Shared grieving and team support have been identified as vital as social acts of meaning making, which allow a degree of acceptance and integration of the traumatic experience into part of professional identity.

“When a professional is able to make sense of a patient’s death… then he or she experiences a sense of integration that allows him or her to further invest new relationships, professional goals, and clinical interventions… Any form of meaning provides health professionals with a sense of mastery, and helps them overcome any state of confusion, of doubt, or of meaninglessness” [6].

In order to continue to expose ourselves to death and dying on our work, we need to be able to process any particularly traumatic deaths, and come out of the experience having learned something we can use to help others in the future. This processing is facilitated by sharing, and it is vital that time and space is created for this amid the needs of a busy clinical service.

When my patient died, I was mid way through Kathryn Mannix’s book ‘With the end in mind’ and found these words particularly poignant:

“Bereaved people…often need to tell their story repeatedly, and that is an important part of transferring the experience they endure into a memory, instead of reliving it like a parallel reality every time they think about it.  And those of us who look after very sick people sometimes need to debrief too. It keeps us well, and able to go back to the workplace to be rewounded in the line of duty.”

My wounds are healing. I hope yours are too.

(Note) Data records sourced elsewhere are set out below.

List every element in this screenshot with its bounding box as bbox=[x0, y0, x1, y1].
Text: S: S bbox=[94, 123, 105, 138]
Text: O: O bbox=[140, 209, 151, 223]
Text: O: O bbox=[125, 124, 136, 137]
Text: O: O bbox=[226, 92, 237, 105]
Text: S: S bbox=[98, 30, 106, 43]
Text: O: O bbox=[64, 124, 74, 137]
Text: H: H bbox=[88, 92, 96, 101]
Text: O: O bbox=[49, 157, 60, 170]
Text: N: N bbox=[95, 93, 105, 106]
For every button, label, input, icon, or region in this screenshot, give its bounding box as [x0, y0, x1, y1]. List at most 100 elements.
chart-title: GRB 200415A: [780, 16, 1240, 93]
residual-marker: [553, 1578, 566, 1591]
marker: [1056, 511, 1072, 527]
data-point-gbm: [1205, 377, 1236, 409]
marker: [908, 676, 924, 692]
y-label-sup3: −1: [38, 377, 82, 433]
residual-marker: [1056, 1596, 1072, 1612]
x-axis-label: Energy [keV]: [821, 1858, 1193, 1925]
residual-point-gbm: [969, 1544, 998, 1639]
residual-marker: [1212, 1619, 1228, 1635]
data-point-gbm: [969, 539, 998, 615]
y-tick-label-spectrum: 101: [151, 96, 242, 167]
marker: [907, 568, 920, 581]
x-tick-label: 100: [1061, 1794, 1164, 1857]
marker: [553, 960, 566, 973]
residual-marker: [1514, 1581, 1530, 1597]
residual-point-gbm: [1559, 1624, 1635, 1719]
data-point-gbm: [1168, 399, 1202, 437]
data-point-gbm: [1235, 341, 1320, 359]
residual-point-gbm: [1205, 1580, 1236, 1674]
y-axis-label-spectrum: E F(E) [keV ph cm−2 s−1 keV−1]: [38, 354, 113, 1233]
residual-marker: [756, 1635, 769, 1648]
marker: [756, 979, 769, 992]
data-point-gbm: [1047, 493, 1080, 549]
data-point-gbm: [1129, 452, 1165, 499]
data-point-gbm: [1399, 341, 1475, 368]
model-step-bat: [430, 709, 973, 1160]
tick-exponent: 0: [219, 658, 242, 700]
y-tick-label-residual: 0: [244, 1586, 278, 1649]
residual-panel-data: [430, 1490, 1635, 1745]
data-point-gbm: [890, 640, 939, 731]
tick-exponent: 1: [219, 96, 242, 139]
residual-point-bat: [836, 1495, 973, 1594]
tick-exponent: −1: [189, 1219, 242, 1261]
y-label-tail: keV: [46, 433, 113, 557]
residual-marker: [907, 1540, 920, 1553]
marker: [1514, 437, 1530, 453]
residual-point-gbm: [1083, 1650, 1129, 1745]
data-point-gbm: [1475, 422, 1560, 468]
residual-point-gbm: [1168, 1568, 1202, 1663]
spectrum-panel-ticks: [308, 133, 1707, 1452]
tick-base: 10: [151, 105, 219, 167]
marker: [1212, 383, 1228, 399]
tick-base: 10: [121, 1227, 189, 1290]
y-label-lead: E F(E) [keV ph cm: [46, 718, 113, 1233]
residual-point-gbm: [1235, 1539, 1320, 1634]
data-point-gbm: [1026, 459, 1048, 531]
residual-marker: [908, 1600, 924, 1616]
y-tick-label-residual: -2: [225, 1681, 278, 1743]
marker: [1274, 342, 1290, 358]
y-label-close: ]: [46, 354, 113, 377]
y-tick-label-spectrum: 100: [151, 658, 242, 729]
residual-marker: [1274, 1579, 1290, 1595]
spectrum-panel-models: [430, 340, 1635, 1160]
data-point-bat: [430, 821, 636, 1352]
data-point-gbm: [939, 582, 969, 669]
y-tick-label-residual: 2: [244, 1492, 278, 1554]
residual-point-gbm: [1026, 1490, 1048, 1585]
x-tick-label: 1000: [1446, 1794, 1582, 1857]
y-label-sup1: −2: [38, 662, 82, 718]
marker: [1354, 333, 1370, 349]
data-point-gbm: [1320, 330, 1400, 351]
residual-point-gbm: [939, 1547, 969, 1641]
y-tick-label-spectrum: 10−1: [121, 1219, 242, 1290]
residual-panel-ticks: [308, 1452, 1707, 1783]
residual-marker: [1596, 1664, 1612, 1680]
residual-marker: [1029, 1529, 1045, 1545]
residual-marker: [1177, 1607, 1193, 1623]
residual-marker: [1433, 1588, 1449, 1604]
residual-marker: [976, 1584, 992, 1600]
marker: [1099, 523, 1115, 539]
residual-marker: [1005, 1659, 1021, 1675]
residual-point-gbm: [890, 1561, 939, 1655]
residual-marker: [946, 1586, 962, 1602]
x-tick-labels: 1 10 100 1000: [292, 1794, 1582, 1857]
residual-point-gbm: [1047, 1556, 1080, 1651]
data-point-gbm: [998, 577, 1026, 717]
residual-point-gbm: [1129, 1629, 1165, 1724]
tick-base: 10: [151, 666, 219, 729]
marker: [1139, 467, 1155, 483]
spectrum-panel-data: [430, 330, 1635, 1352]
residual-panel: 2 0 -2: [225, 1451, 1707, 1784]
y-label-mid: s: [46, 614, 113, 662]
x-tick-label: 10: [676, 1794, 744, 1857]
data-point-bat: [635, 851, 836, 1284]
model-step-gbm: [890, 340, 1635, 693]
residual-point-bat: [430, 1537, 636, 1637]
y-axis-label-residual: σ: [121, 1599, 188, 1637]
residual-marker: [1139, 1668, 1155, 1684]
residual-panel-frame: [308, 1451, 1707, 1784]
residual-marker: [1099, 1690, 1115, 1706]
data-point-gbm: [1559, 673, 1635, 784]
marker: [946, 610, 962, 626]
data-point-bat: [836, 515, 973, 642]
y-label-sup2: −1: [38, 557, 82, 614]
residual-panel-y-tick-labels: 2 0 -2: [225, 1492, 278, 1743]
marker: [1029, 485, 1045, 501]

One response to “An Unexpected Death

  1. Thank you for reminding us that deaths, some more than others, have an impact on clinicians. By the end of a medical career we have dealt, somehow or other, with hundreds of deaths. Both the deaths you describe were relatively unexpected. But one was the unpredicted death of an old frail man for whom death was anticipated, though nobody though it would happen that morning. The other was the sudden, premature death of a young person. Not surprising they affected hospital staff so differently. But for the families, both deaths may have been unexpected and precipitated the maelstrom of numbness, anger, guilt, blame, despair, and loss that do not necessarily follow the neat sequences ascribed to Elizabeth Kubler Ross, but swirl around, sometimes dragging in the clinical team who were trying to do their best for each patient. The understandable responses of families to the death of a loved, or hated relative also affect clinicians. They too make us question our actions, our inactions, our decisions, our clinical competency, and it is right that they should. Such reflections can lead us to become better clinicians, or become disabling ruminations. Like you I have always found peer support helpful. It would be terrible if the fall out from the Bawa-Gaba case meant that teams could not talk, think and support one another after a death. Thank you again for writing this.